Es así que, para cerrar el ciclo de artículos dedicados a los niños y la sensación de creatividad, y a la vez abrir el ciclo de los niños y la sensación de imaginación con el próximo artículo titulado: “¿Qué es la imaginación para los niños?”, compartimos, como material para ayudar a los niños a hablar de la creatividad que sienten, el juego sensorial: “Recetas de corazón”.
Materiales: canasta de paja para recoger o comprar fresas; vasija grande y vasija pequeña para escoger y desechar fresas; recipiente de acero inoxidable y agua fresca para lavar; cucharón de madera para revolver; licuadora y agua filtrada o hervida para licuar; azúcar o miel para endulzar; y cubos de queso fresco y cuadrados de pan de molde tostado para acompañar el licuado de fresas y completar la lonchera.
Pasos:
Crear la página: el adulto y el niño toman la canasta y van juntos a recoger las fresas de su jardín o a comprar las fresas en el mercado cercano, siempre pensando en su color, su olor y su sabor. Luego, el adulto pregunta al niño: — “Si tu creatividad fuera esta página, ¿cómo está hoy: amplia como el horizonte o pequeña como una cueva?”. Después de escuchar su respuesta, lo invita a completar la frase: — “Mi creatividad hoy está amplia porque…” o — “Mi creatividad hoy necesita ayuda porque…”

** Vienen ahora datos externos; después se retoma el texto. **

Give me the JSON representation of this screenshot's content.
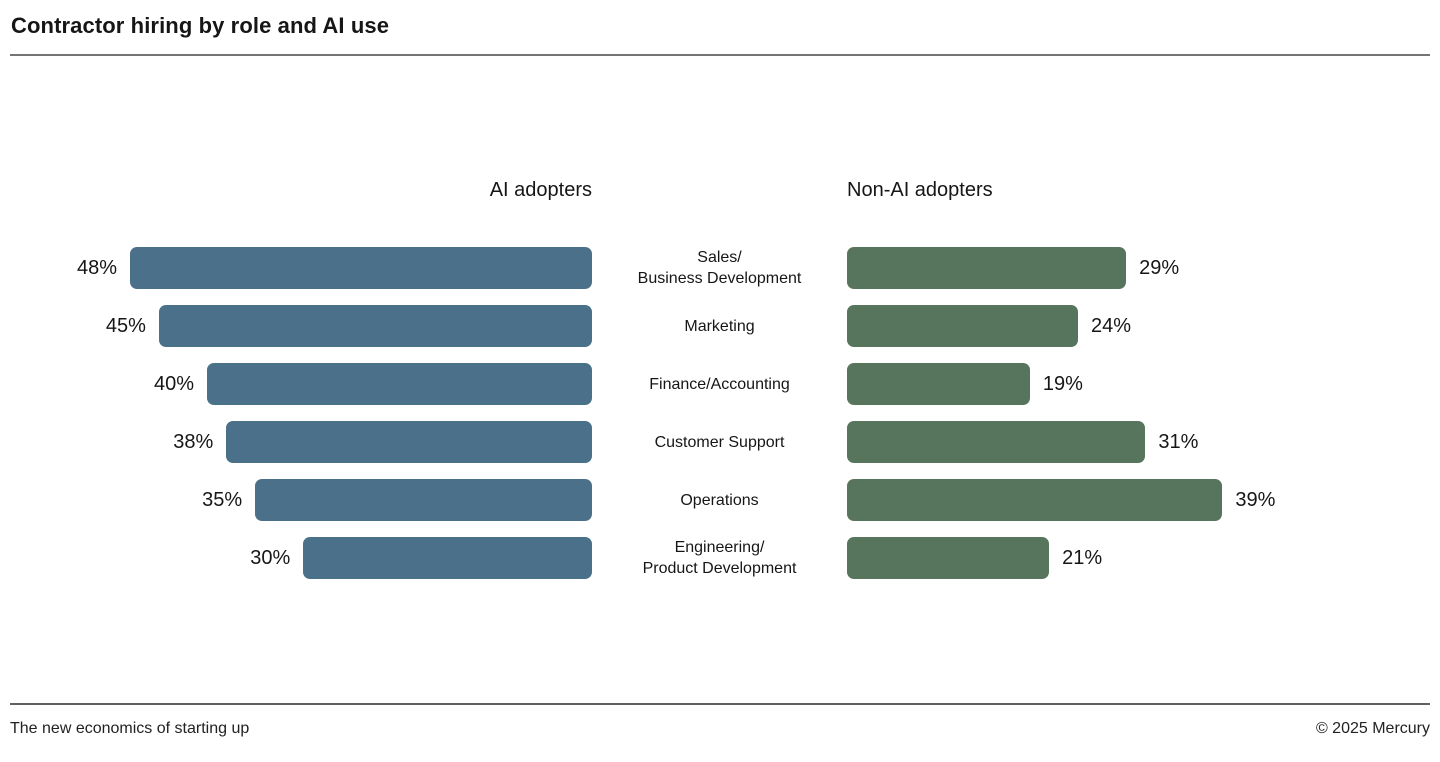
{
  "page": {
    "title": "Contractor hiring by role and AI use",
    "footer_left": "The new economics of starting up",
    "footer_right": "© 2025 Mercury"
  },
  "colors": {
    "ai_adopters_bar": "#4A708A",
    "non_ai_adopters_bar": "#57745C",
    "text": "#161616",
    "rule": "#707070",
    "background": "#FFFFFF"
  },
  "chart_data": {
    "type": "bar",
    "orientation": "horizontal-diverging",
    "title": "Contractor hiring by role and AI use",
    "left_header": "AI adopters",
    "right_header": "Non-AI adopters",
    "categories": [
      "Sales/Business Development",
      "Marketing",
      "Finance/Accounting",
      "Customer Support",
      "Operations",
      "Engineering/Product Development"
    ],
    "category_lines": [
      [
        "Sales/",
        "Business Development"
      ],
      [
        "Marketing"
      ],
      [
        "Finance/Accounting"
      ],
      [
        "Customer Support"
      ],
      [
        "Operations"
      ],
      [
        "Engineering/",
        "Product Development"
      ]
    ],
    "series": [
      {
        "name": "AI adopters",
        "side": "left",
        "color": "#4A708A",
        "values": [
          48,
          45,
          40,
          38,
          35,
          30
        ]
      },
      {
        "name": "Non-AI adopters",
        "side": "right",
        "color": "#57745C",
        "values": [
          29,
          24,
          19,
          31,
          39,
          21
        ]
      }
    ],
    "value_suffix": "%",
    "xlim": [
      0,
      50
    ],
    "grid": false,
    "legend_position": "column-headers"
  }
}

Trazar con el pincel: el niño extiende las fresas sobre la mesa, escoge “las buenas” y desecha “las malas” formando “su círculo de color, olor y sabor”. Cuando el niño está sentado observando la página y el pincel, el adulto lo invita a tocar suavemente su pecho, sus manos o su cabeza mientras pregunta: — “¿En qué parte de tu cuerpo sientes tu pincel creativo?”. Después añade: — “Cuando siento creatividad en mi cuerpo me gusta…”
Ver la imagen: el niño, parado en frente de la página mientras mira y moviliza el pincel, siente la imagen en su pecho. Luego lava cada fresa con agua fresca y, utilizando el cucharón de madera, revuelve las fresas para activar su inspiración. El adulto pregunta: — “¿Cómo está la imagen en tu pecho hoy: brilla fuerte como un colorido arcoíris o ilumina suave cómo la luz de un tragaluz?”. Y después lo invita a expresar: — “Mi imagen me dice que…”

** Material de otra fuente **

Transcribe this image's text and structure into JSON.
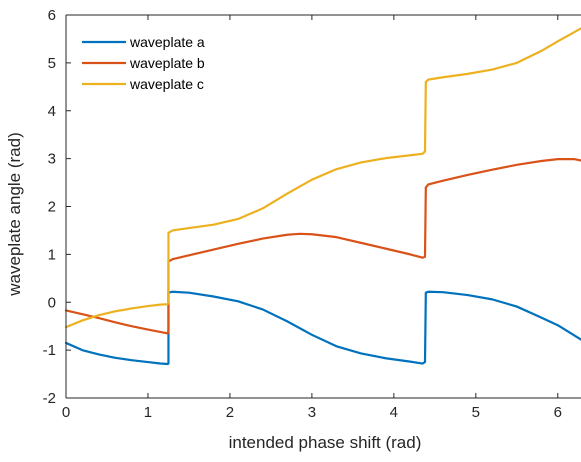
{
  "chart_data": {
    "type": "line",
    "xlabel": "intended phase shift (rad)",
    "ylabel": "waveplate angle (rad)",
    "xlim": [
      0,
      6.2832
    ],
    "ylim": [
      -2,
      6
    ],
    "xticks": [
      0,
      1,
      2,
      3,
      4,
      5,
      6
    ],
    "yticks": [
      -2,
      -1,
      0,
      1,
      2,
      3,
      4,
      5,
      6
    ],
    "grid": false,
    "legend_position": "top-left",
    "series": [
      {
        "name": "waveplate a",
        "color": "#0072BD",
        "segments": [
          {
            "x": [
              0,
              0.2,
              0.4,
              0.6,
              0.8,
              1.0,
              1.15,
              1.24,
              1.25
            ],
            "y": [
              -0.85,
              -1.0,
              -1.09,
              -1.16,
              -1.21,
              -1.25,
              -1.28,
              -1.29,
              -1.28
            ]
          },
          {
            "x": [
              1.25,
              1.3,
              1.5,
              1.8,
              2.1,
              2.4,
              2.7,
              3.0,
              3.3,
              3.6,
              3.9,
              4.2,
              4.35,
              4.38
            ],
            "y": [
              0.2,
              0.22,
              0.2,
              0.12,
              0.02,
              -0.15,
              -0.4,
              -0.68,
              -0.92,
              -1.07,
              -1.17,
              -1.24,
              -1.28,
              -1.25
            ]
          },
          {
            "x": [
              4.39,
              4.42,
              4.6,
              4.9,
              5.2,
              5.5,
              5.8,
              6.0,
              6.2832
            ],
            "y": [
              0.2,
              0.22,
              0.21,
              0.15,
              0.06,
              -0.09,
              -0.32,
              -0.48,
              -0.78
            ]
          }
        ]
      },
      {
        "name": "waveplate b",
        "color": "#D95319",
        "segments": [
          {
            "x": [
              0,
              0.2,
              0.4,
              0.6,
              0.8,
              1.0,
              1.15,
              1.24,
              1.25
            ],
            "y": [
              -0.17,
              -0.25,
              -0.33,
              -0.42,
              -0.5,
              -0.57,
              -0.62,
              -0.65,
              -0.6
            ]
          },
          {
            "x": [
              1.25,
              1.3,
              1.5,
              1.8,
              2.1,
              2.4,
              2.7,
              2.85,
              3.0,
              3.3,
              3.6,
              3.9,
              4.2,
              4.35,
              4.38
            ],
            "y": [
              0.85,
              0.9,
              0.98,
              1.1,
              1.22,
              1.33,
              1.41,
              1.43,
              1.42,
              1.36,
              1.24,
              1.12,
              1.0,
              0.93,
              0.95
            ]
          },
          {
            "x": [
              4.39,
              4.42,
              4.6,
              4.9,
              5.2,
              5.5,
              5.8,
              6.0,
              6.2,
              6.2832
            ],
            "y": [
              2.4,
              2.46,
              2.54,
              2.66,
              2.77,
              2.87,
              2.95,
              2.99,
              2.99,
              2.96
            ]
          }
        ]
      },
      {
        "name": "waveplate c",
        "color": "#EDB120",
        "segments": [
          {
            "x": [
              0,
              0.2,
              0.4,
              0.6,
              0.8,
              1.0,
              1.15,
              1.24,
              1.25
            ],
            "y": [
              -0.52,
              -0.38,
              -0.27,
              -0.19,
              -0.13,
              -0.08,
              -0.05,
              -0.04,
              0.0
            ]
          },
          {
            "x": [
              1.25,
              1.3,
              1.5,
              1.8,
              2.1,
              2.4,
              2.7,
              3.0,
              3.3,
              3.6,
              3.9,
              4.2,
              4.35,
              4.38
            ],
            "y": [
              1.45,
              1.5,
              1.55,
              1.62,
              1.74,
              1.96,
              2.27,
              2.56,
              2.78,
              2.92,
              3.01,
              3.07,
              3.1,
              3.15
            ]
          },
          {
            "x": [
              4.39,
              4.42,
              4.6,
              4.9,
              5.2,
              5.5,
              5.8,
              6.0,
              6.2832
            ],
            "y": [
              4.6,
              4.65,
              4.7,
              4.77,
              4.86,
              5.0,
              5.25,
              5.45,
              5.72
            ]
          }
        ]
      }
    ]
  }
}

Armar el paisaje: el adulto coloca el vaso de la licuadora en su base y ayuda al niño a poner el agua filtrada o hervida, las fresas y el azúcar o la miel en el vaso para licuar y armar el paisaje o la receta de corazón. Al terminar, invita al niño a tomar aire suavemente por la nariz para llenarse de fuerza y soltarlo muy lentamente por la boca haciendo: — “Zzzzzzzzz” para alcanzar y lograr la inspiración de sus recetas con su respiración. Finalmente pregunta: — “¿Y ahora, cómo está tu receta?” y añade: — “Mi receta está lista cuando…”
Disfrutar la creatividad: el adulto armoniza la página y el pincel en una sola dulce mezcla roja y dice: — “Esta combinación de color, sabor y olor surge de nuestra creatividad.” Niño y adulto permanecen unos momentos observando la receta que han preparado juntos.
Compartir la creatividad: el adulto y el niño acompañan su dulce licuado de fresas y acompañan su bebida con cubos de queso fresco y cuadrados de pan de molde tostado, y disfrutan de su lonchera mientras conversan acerca de todo aquello que nace y desarrollan con su creatividad. Para acompañar la conversación, el adulto puede preguntar: — “Algo que me ayuda a desarrollar mi creatividad es…”
Al finalizar el juego, nuestros niños continúan reconociendo la creatividad que sienten y, gracias a la experiencia, comienzan a hablar de su inspiración con mayor motivación, preparándose, de esta manera, para dar paso a una nueva y luminosa sensación en su camino de aprendizaje: “la Imaginación”.